Petit con prétentieux ! râlait mentalement Adaeze en traversant à pas furieux le couloir menant aux appartements du souverain.
Elle entra sans frapper, sourde aux protestations des deux gardes postés devant la porte.
Depuis sa baignoire Dagnir grogna et s'enfonça sous l'eau avant d'émerger de nouveau pour la garder à l'œil. Pas fou le bestiau.
Il avait bien appris sa leçon : ne jamais lui tourner le dos ou l'abandonner où que ce soit. Cela ne faisait que l'énerver davantage et l'encourager à essayer de vous poignarder.

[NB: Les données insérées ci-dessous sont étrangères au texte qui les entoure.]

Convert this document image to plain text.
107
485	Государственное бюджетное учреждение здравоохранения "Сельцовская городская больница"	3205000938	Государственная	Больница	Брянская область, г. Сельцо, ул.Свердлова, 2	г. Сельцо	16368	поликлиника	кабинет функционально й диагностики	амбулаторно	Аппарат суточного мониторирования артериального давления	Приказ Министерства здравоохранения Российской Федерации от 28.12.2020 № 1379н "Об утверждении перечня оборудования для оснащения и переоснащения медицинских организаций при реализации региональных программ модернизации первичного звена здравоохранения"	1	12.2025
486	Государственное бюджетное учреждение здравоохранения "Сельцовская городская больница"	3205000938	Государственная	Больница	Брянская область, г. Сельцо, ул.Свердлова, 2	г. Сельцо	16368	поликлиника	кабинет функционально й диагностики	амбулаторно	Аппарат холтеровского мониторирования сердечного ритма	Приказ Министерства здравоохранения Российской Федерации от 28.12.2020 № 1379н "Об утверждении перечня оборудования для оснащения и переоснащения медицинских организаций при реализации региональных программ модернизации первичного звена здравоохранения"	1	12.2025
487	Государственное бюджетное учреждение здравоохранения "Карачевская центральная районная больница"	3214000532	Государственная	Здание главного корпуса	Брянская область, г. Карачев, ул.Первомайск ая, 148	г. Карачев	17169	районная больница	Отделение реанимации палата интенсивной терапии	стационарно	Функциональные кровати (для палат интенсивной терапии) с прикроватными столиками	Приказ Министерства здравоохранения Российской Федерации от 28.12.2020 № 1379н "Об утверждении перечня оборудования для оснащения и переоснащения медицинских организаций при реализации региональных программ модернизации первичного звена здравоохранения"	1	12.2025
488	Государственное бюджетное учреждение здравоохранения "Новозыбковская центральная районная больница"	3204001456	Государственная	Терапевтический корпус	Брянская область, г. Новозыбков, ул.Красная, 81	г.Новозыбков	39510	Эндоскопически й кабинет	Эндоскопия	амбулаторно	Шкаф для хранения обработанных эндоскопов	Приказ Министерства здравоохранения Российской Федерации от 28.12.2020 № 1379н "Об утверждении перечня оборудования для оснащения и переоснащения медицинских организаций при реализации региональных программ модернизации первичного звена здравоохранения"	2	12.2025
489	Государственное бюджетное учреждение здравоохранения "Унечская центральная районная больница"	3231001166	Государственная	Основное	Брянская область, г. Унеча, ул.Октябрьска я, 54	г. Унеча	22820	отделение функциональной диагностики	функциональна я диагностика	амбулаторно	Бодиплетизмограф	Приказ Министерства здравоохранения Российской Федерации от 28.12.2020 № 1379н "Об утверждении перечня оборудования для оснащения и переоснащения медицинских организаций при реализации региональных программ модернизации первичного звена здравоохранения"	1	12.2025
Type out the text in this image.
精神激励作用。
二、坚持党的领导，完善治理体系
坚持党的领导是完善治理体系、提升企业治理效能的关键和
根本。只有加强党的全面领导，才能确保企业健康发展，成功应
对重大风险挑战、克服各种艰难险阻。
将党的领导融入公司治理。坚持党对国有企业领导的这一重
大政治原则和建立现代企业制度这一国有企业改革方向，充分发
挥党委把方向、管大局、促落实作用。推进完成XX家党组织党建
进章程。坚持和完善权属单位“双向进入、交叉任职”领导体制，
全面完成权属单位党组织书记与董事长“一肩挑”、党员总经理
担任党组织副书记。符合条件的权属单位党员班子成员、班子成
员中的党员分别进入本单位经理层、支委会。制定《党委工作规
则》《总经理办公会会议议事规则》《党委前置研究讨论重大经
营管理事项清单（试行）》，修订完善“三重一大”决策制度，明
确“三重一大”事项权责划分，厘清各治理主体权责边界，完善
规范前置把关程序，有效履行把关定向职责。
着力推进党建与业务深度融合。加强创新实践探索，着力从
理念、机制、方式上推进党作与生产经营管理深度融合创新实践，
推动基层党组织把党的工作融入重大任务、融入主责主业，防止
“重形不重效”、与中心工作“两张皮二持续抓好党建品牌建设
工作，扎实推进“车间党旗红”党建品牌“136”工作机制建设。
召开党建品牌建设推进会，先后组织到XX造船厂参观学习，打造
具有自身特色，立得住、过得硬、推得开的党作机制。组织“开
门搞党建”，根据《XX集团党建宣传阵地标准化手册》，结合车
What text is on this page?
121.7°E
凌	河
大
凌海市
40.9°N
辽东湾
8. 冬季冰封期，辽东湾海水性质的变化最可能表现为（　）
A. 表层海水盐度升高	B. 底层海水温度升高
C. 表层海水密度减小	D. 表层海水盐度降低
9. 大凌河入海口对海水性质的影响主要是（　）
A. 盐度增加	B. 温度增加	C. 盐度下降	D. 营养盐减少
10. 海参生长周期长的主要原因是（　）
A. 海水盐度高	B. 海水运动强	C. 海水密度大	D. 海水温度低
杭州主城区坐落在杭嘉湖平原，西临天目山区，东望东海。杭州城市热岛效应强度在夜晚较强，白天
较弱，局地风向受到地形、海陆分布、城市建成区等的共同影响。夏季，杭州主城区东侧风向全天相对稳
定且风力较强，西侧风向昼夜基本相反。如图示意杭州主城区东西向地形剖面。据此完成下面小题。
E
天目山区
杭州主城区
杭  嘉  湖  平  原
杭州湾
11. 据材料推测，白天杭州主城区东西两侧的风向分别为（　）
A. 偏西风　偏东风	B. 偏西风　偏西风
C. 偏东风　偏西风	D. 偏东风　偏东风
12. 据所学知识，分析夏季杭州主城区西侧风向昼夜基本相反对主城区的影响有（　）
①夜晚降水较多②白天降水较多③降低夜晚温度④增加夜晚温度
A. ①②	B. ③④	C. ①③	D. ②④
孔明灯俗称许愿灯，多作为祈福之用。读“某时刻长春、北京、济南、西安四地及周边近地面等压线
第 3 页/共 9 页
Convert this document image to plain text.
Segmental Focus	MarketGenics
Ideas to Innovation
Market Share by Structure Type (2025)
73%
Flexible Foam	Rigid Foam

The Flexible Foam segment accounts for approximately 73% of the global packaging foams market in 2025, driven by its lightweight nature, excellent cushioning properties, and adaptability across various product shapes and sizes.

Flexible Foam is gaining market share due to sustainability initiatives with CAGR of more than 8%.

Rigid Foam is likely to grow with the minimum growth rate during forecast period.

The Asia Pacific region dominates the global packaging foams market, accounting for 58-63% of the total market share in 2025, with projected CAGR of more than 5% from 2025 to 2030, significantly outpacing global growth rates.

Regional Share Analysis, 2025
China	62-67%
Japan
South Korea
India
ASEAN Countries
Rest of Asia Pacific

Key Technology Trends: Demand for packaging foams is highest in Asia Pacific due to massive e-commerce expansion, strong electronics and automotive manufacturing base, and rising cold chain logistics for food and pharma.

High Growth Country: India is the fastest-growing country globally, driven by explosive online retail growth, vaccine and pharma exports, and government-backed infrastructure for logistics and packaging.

Pas qu'elle ait réellement besoin d'une excuse, mais tout de même, mieux valait ne pas prendre de risque.
— Qu'est-ce que tu veux ? geint-il. Je suis nu, tu pourrais au moins frapper !
La seule bonne nouvelle de toute cette affaire était que, si cette cohabitation la rendait lentement chèvre, elle désespérait également Dagnir qui était même prêt à lui céder entièrement le trône si cela signifiait se débarrasser d'elle de manière définitive.
Malheureusement pour eux Adaeze n'avait nullement l'intention d'accepter.
Plutôt mourir.
Vanà avait eu raison, elle ne voulait pas du trône, n'en avait jamais voulu et regarder Dagnir souffrir était beaucoup plus drôle que s'occuper elle-même du royaume.
— Oh ça va, rétorqua-t-elle. Ce n'est rien que je n'ai jamais vu auparavant.
— Ce n'est pas une raison ! Bon, qu'est-ce que tu veux ?
— Rien n'avance ! Rien ne change !
Elle passa une main nerveuse sur le côté de son crâne, sentant sous ses doigts ses cheveux ras et la cicatrice qui courrait en dessous.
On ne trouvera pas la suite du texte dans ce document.